A government-appointed inquiry committee has held WAPDA, the project’s contractor, and the engineering consultant responsible for the collapse of the cofferdam at the 1,530 MW Tarbela 5 Extension Hydropower Project.
It concluded that unauthorized design changes made after the contract was awarded were among the primary causes of the failure.
According to the inquiry report, the collapse delayed the project by at least two years and increased its cost from Rs. 82 billion to Rs. 317 billion, a jump of more than 285 percent. The Planning Commission estimates the project’s levelized electricity generation cost could rise to Rs. 27 to Rs. 28 per unit, making it Pakistan’s costliest renewable energy project and raising concerns about its long-term viability.
The project, backed by $700 million in loans from the World Bank and the Asian Infrastructure Investment Bank (AIIB), is now expected to be completed by June 2028, instead of its original 2026 target.
The three-member inquiry committee, led by Federal Flood Commission Chairman and Chief Engineering Adviser Ather Hameed, found that the contractor proposed an unauthorized redesign of the cofferdam, the consultant approved it without ensuring technical compliance, and WAPDA endorsed the revised design without questioning its contractual or technical validity.
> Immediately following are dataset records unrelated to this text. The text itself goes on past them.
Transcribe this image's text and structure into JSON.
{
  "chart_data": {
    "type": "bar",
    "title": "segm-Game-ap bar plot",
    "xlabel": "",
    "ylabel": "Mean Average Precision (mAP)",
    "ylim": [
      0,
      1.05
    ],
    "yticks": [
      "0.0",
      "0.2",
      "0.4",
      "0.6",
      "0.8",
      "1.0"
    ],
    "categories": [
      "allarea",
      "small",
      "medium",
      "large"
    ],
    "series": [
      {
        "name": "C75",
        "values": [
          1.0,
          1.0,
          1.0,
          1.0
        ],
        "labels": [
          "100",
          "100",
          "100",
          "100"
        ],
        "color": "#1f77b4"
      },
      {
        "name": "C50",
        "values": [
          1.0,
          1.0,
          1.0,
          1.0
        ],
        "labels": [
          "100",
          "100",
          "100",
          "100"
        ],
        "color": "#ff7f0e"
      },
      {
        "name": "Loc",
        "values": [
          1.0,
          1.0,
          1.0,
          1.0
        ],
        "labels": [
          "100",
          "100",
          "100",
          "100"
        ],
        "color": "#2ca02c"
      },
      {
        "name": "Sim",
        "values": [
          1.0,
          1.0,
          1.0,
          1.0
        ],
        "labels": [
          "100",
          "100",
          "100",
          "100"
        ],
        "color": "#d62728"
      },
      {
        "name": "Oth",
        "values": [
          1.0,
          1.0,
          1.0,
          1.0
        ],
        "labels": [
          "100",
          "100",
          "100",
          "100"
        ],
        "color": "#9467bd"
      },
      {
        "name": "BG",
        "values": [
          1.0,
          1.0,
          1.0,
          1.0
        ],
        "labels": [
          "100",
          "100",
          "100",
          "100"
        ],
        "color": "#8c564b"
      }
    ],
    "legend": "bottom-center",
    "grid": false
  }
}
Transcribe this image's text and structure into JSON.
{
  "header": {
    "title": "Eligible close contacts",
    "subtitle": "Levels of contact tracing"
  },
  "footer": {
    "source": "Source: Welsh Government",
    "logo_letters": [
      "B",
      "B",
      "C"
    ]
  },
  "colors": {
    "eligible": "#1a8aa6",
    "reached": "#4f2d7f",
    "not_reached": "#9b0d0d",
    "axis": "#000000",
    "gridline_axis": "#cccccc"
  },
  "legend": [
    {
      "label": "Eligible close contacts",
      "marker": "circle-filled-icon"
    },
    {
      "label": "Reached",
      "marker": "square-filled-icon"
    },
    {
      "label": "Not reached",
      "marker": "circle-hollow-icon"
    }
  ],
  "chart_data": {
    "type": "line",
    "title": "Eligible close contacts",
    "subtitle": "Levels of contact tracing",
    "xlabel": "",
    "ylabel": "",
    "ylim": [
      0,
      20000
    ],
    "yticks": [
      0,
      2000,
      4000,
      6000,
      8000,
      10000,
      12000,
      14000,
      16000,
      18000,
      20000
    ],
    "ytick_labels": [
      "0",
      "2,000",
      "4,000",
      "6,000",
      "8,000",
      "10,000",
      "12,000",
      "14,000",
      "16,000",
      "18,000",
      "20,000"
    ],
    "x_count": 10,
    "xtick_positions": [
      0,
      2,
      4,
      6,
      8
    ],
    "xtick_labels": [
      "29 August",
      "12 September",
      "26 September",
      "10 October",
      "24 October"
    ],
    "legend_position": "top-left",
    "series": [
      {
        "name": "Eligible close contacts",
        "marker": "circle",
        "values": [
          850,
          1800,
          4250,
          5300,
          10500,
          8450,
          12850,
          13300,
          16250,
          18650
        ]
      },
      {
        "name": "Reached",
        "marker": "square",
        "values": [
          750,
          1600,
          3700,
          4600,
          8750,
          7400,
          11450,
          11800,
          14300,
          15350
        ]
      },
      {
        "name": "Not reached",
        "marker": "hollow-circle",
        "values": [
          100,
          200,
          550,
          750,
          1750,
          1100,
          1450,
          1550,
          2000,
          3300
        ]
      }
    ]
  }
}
The report concluded that all three parties failed to meet their contractual responsibilities, resulting in the construction of a vulnerable cofferdam.
The committee rejected claims that flooding caused the collapse, finding that river flows remained within historical levels and should have been accommodated under the original design. Instead, it blamed inadequate protection layers, poor filter arrangements, and the replacement of the original design with a weaker rock filled structure.
Tarbela 5 Collapse Could Make It Pakistan’s Costliest Renewable Energy Project
The inquiry also criticized project oversight, noting that after WAPDA requested a cofferdam performance review in July 2023, the consultant passed the task to the contractor instead of conducting an independent assessment. The contractor submitted its report more than a year later, in October 2024. Investigators also found alleged irregular payments for temporary works that weakened the government’s ability to seek compensation after the collapse.
The report further highlighted shortcomings by the project’s consultant, MM Pakistan BIDR China, whose contract was later terminated by WAPDA over staffing issues.
It also noted that the consultant withdrew its staff from the project site in May 2025 without providing the required 30 day notice. The inquiry described the incident as a major governance failure in the execution and oversight of a multibillion rupee infrastructure project financed through international loans.